What would you call me?

  • HrvatskiHrvatski
  • BăieșiBăieși
  • Foto: Hristo Kyuchukov

    The fall of the Berlin Wall marked the beginning of change, and 1989 became crucial for many of the then socialist states in Europe. That same year ended the era of one man’s domination, Todor Zhivkov, who in his thirty-five years of rule in Bulgaria became the longest-serving leader in any of the Soviet bloc countries in Eastern Europe. The assimilation program that Zhivkov introduced in 1984 to the Turkish minority and other Muslim communities did not bypass the Muslim Roma either. The introduced mechanism of mass repression forced them to change their names, Turkish or Arabic, in order to suppress their language, culture and Islamic faith. When this happened, Hristo Kyuchukov was a young man who worked as a teacher in a small village in Bulgaria, teaching students who had just been affected by the newly adopted measures. He himself saw the traumatic experience that the process of Bulgarization produced for his students, and even in the eyes of the children these changes did not go unnoticed. Years later, in a conversation with his American colleagues, they encouraged him to write a story for children observed precisely through the eyes of children. The book “My name was Hussein” is his first work of fiction for children which he wrote as a visiting professor in the United States of America.

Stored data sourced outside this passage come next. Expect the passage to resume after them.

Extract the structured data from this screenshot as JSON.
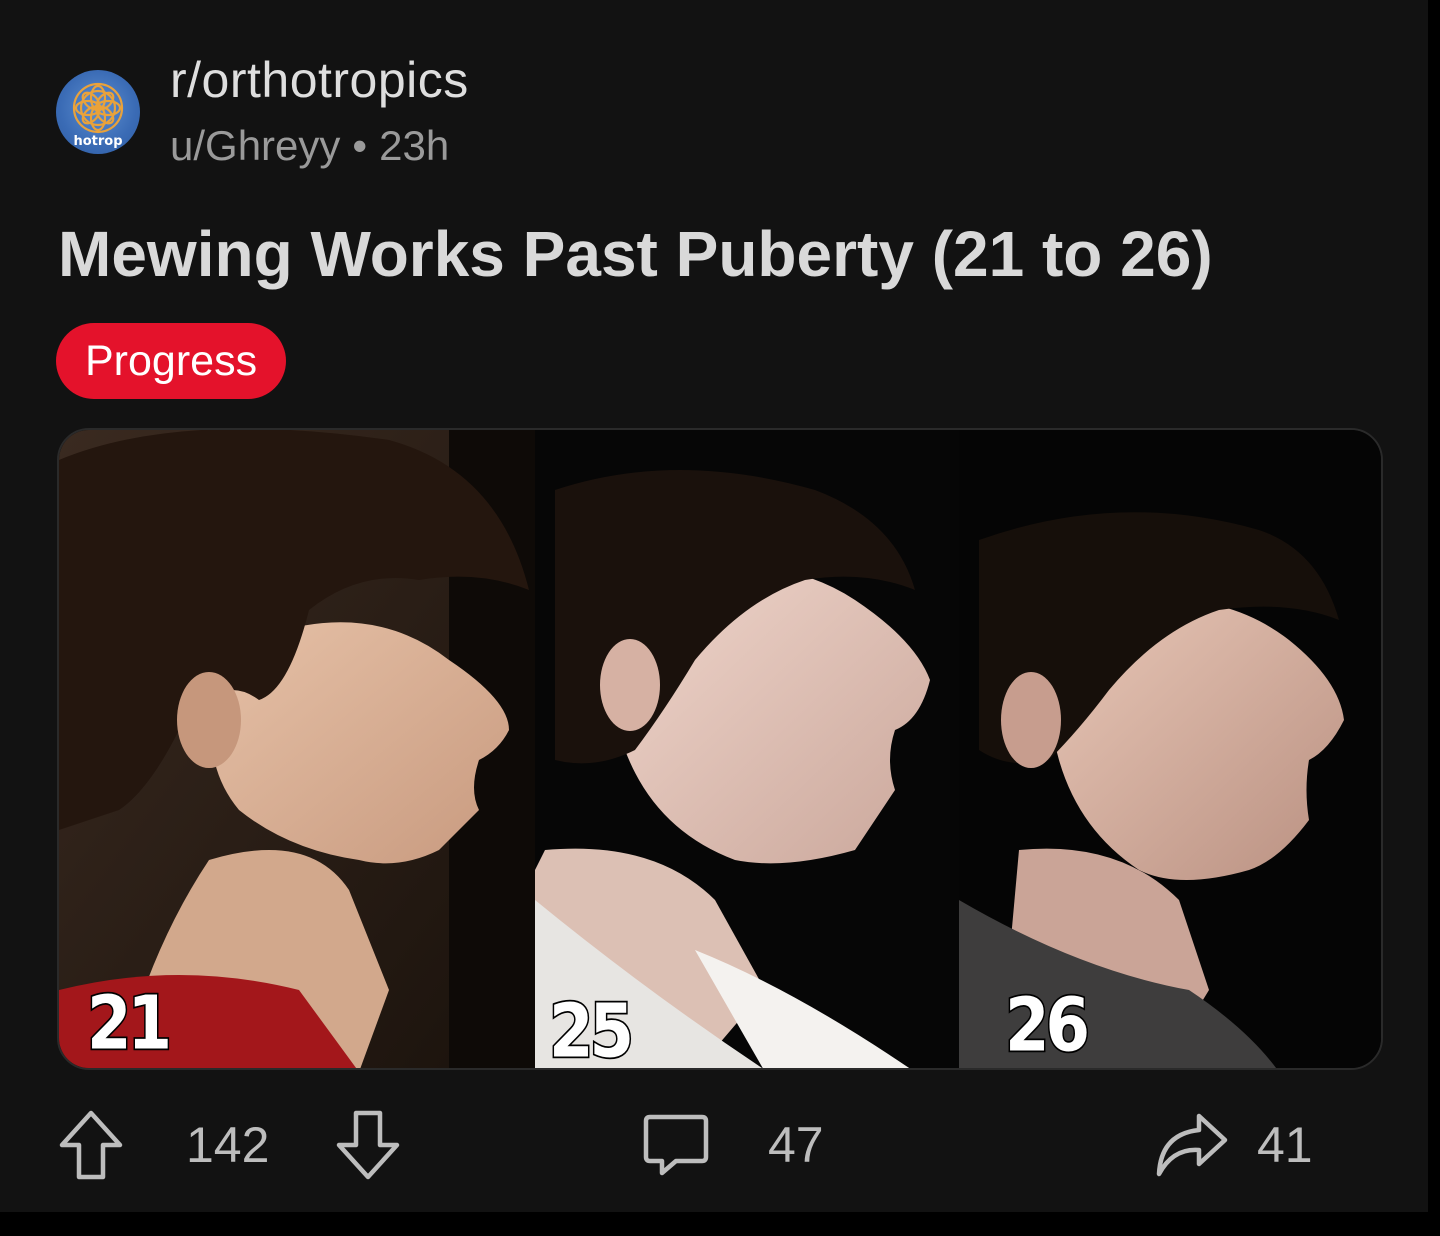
{
  "post": {
    "subreddit": "r/orthotropics",
    "author": "u/Ghreyy",
    "separator": "•",
    "age": "23h",
    "title": "Mewing Works Past Puberty (21 to 26)",
    "flair": "Progress",
    "avatar_text": "hotrop"
  },
  "media": {
    "panels": [
      {
        "label": "21"
      },
      {
        "label": "25"
      },
      {
        "label": "26"
      }
    ]
  },
  "actions": {
    "upvotes": "142",
    "comments": "47",
    "shares": "41"
  },
  "colors": {
    "background": "#121212",
    "flair": "#e4122b",
    "text_primary": "#d9d9d9",
    "text_secondary": "#9a9a9a"
  },
  "icons": {
    "upvote": "arrow-up-icon",
    "downvote": "arrow-down-icon",
    "comment": "comment-bubble-icon",
    "share": "share-arrow-icon"
  }
}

    Hussein is a little Roma boy living in Bulgaria who acquaints readers with the diversity of cultures and customs that his family has incorporated into their daily lives over the centuries. He lives a full boyish life when the army comes to his village and immediately introduces a series of measures – a ban on the Romani language to the villagers, going out at night, praying in the mosque. Destroying identity cards with their names and forcing them to take on new, Bulgarian names, however, is most difficult for the whole community. Actually the book is a reflection of my childhood, although it was written when I was already an adult, states Kyuchukov.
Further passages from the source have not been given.